Abraham Lincoln said that a house divided against itself cannot stand, and in saying so he was echoing the wisdom of Paul and the gospels that speak of the need for recognition of the common humanity of all our brothers and sisters who walk this earth with us.

Paul writes; “But you are not in the flesh; you are in the Spirit, since the Spirit of God dwells in you.” 

Think about that for a second, because it is as true for us it was for the ancient Christians – the Spirit of God dwells within us.

Paul is reminding the Roman Christians that they are more and better than the divisions that were consuming them,

that they are immersed in Christ and filled with the Spirit. 

God has come amongst them in Christ and has promised to stay. 

To stay and take on all their fears unto himself so that they may be freed of the burden of carrying them around. 

Rather than living in a culture of fear and privation, they are to live in a culture of hope and abundance.

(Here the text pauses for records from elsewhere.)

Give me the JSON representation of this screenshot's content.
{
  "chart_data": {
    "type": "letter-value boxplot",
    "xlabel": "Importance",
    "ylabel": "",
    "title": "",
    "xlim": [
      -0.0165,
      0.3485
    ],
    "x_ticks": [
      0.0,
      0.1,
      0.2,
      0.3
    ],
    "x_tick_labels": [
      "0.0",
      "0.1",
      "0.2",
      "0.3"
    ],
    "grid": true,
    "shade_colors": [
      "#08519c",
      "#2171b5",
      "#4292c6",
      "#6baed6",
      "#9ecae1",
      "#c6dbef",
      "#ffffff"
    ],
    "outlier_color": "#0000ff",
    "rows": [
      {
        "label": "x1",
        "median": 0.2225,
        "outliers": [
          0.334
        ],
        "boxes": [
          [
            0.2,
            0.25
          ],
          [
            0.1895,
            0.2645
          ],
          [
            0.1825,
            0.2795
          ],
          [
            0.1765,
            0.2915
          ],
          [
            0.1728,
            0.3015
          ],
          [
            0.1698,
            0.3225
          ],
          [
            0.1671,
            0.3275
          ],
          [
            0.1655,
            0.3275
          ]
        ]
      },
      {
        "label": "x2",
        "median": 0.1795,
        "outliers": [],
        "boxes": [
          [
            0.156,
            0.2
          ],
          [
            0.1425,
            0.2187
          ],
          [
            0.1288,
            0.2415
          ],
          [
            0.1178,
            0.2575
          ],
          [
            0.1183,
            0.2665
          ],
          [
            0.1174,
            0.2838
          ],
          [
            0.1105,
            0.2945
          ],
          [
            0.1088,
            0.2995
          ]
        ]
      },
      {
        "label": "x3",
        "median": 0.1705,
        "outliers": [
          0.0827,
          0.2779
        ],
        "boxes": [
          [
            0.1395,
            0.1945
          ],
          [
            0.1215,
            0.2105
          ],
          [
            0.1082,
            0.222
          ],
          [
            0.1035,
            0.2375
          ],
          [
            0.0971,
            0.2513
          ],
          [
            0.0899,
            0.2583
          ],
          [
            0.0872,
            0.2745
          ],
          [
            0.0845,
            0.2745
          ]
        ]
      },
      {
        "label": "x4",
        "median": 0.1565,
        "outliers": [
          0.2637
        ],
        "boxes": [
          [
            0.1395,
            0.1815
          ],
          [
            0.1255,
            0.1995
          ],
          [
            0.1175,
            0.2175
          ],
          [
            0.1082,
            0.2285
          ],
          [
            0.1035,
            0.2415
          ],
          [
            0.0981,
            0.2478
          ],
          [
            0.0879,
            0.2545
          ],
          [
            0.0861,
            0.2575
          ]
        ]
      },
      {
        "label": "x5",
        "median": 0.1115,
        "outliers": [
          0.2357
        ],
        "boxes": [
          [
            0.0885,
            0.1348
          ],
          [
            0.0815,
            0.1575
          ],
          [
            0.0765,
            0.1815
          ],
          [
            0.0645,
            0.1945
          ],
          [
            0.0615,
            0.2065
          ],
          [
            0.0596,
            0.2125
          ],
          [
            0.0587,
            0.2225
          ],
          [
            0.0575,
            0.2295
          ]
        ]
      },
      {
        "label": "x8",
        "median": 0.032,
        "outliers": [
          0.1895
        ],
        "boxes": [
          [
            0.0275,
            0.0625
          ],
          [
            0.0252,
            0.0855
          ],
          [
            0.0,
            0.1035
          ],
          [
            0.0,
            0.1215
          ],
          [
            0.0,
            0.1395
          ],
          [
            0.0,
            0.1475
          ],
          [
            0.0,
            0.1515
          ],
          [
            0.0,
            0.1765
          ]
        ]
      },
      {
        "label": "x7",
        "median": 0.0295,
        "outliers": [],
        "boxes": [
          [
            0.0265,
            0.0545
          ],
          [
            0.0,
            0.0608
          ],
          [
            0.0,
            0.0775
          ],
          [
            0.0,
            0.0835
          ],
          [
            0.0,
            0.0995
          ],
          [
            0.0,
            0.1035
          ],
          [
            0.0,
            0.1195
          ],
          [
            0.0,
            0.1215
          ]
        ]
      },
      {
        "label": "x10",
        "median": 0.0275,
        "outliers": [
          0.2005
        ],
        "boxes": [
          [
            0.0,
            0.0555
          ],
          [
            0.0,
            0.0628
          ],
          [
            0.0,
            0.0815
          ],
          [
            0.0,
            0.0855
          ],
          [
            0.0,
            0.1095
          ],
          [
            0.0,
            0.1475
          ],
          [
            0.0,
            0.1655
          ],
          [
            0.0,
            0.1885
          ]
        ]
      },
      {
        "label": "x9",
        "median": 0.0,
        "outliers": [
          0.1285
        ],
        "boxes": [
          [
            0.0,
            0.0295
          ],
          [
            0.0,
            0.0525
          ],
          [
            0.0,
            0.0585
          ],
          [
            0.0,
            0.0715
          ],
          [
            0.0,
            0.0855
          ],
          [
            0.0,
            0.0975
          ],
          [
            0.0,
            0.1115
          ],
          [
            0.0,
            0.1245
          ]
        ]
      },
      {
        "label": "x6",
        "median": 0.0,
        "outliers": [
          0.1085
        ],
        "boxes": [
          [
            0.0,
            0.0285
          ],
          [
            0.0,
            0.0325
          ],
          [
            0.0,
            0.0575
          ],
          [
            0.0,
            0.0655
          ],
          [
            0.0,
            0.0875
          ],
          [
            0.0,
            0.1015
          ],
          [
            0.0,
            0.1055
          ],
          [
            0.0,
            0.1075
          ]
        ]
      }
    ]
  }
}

And that promise is the same promise that has been given to us. 

God’s Spirit is alive within us.  Along with our genetics and our psychic conditioning, the Hoy Spirit is also at work driving our actions and reactions. 

Inside of us as baptized Christian, alongside our DNA, our family systems, our cultural conditioning, there is God.  The spirit of God dwells within us, in our innermost being, so that God also becomes part of the unconscious underpinnings of our daily lives.

If there is hope for our society and our nation then, it lies with God, and with us.  We are called to live in the hope and abundance of God’s promise to us – that we are to share in Christ’s resurrection.

We must invite and allow to grow that spirit which dwells within us.  It is not enough to be believers in Christ, we must become doers of Christ, humble and tireless laborers in the vineyards of the Lord.